À partir de mars, ce programme Microsoft pourrait surveiller vos activités au travail pour informer votre patron
À partir de mars, Microsoft déploiera une nouvelle fonctionnalité dans Teams. Elle permettra aux employeurs de connaître en temps réel la localisation de leurs collaborateurs au sein de leurs locaux. Cette nouveauté risque de bouleverser les habitudes au bureau, et pas forcément dans le bon sens.
La localisation automatique sur Microsoft Teams bientôt activée
Teams, l’outil central de communication en entreprise, va intégrer une option pour suivre automatiquement le lieu de travail des utilisateurs via le Wi-Fi de l’entreprise. Dès qu’un salarié se connectera au réseau de la société, son poste indiquera alors dans quel bâtiment il se trouve.
Cette fonction, bien que désactivée par défaut, pourra être activée par les administrateurs réseau. Ceux-ci pourront aussi demander aux employés de consentir à cette surveillance.
Le déploiement initial, prévu fin 2025, a été repoussé à mars 2026. Il concernera aussi bien les ordinateurs Windows que Mac. Cette fonction s’inscrit dans une volonté de Microsoft de moderniser la collaboration hybride.

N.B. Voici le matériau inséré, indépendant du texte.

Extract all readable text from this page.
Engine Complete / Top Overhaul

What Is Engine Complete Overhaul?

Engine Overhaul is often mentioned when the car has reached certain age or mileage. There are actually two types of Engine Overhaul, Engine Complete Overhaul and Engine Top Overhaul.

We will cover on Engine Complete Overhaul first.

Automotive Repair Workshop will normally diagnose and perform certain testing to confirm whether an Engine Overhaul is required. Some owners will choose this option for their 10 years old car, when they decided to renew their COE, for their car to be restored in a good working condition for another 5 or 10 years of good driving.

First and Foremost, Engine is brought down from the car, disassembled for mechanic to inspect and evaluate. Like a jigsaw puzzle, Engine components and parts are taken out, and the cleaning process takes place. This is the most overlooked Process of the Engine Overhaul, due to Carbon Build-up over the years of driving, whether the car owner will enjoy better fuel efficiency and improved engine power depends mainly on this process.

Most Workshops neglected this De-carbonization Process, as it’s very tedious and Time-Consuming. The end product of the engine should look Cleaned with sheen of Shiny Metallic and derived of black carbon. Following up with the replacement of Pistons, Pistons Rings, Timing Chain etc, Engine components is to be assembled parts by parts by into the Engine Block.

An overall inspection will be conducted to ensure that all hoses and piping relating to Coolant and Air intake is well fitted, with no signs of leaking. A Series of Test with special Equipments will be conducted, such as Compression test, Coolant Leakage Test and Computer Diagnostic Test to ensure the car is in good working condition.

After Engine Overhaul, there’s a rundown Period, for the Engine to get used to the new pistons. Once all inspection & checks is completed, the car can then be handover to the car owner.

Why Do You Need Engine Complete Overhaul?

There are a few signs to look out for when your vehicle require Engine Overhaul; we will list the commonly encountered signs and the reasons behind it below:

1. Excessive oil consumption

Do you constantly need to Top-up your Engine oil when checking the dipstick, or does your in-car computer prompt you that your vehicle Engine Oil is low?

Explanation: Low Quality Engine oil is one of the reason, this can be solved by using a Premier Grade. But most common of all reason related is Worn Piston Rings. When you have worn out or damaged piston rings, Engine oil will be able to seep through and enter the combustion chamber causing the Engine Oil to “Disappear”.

Un outil pour contrôler la présence réelle dans les locaux
Au cœur de cette nouveauté, il y a la question du suivi de la présence en entreprise. Les directions souhaitent savoir précisément où leurs employés travaillent: au bureau, en télétravail ou ailleurs.
Cette technologie sera un levier puissant pour vérifier le respect des politiques internes, notamment les quotas de jours passés sur site. Plus question de faire semblant: votre patron saura où vous êtes, instantanément.
Derrière ce progrès se cache aussi une surveillance accrue. L’employé ne pourra plus choisir discrètement un coin calme pour travailler au calme sans être détecté.
Quels impacts pour la vie privée et la confiance au bureau ?
Cette géolocalisation soulève une question cruciale dans un contexte où la protection des données est au centre des débats. La frontière entre contrôle et intrusion est très fine.
Dans plusieurs pays, dont l’Allemagne, des règles de droit du travail strictes devront encadrer ce type de suivi. L’activation de cette fonction demandera forcément un consentement clair des salariés. C’est loin d’être une simple formalité.
Lorsque le réseau informatique informe en temps réel sur la position, la méfiance s’installe et la culture d’entreprise en pâtit. Certains craignent une dégradation du climat social, voire un climat anxiogène.
Des entreprises entre pression et innovation technologique
Aux États-Unis, nombre d’entreprises poussent leurs employés à revenir en présentiel. La nouvelle fonction Teams sera un outil qui les aidera à faire respecter cette politique.
En revanche, en Europe, les réglementations sont plus protectrices et compliqueront l’implémentation sans recours légal solide. Cela devrait limiter l’usage abusif.
La fonction sera aussi un test pour Microsoft : il faudra trouver un équilibre entre utilité professionnelle et respect de la vie privée. Pas évident, surtout que la surveillance peut vite dépasser les intentions initiales.
Vers une révolution du rapport employeur-employé ?
Cette nouveauté ne fait que souligner une tendance lourde : le recours à la technologie pour optimiser la gestion des équipes. La frontière entre performance et intrusion se réduit de jour en jour.
Les salariés vont devoir composer avec des outils qui récoltent plus d’informations que jamais. Ils devront être transparents sur l’usage de ces données.
Côté administrateurs réseau, l’enjeu sera de mettre en place les garde-fous nécessaires pour garantir une surveillance raisonnable, légalement conforme et éthique.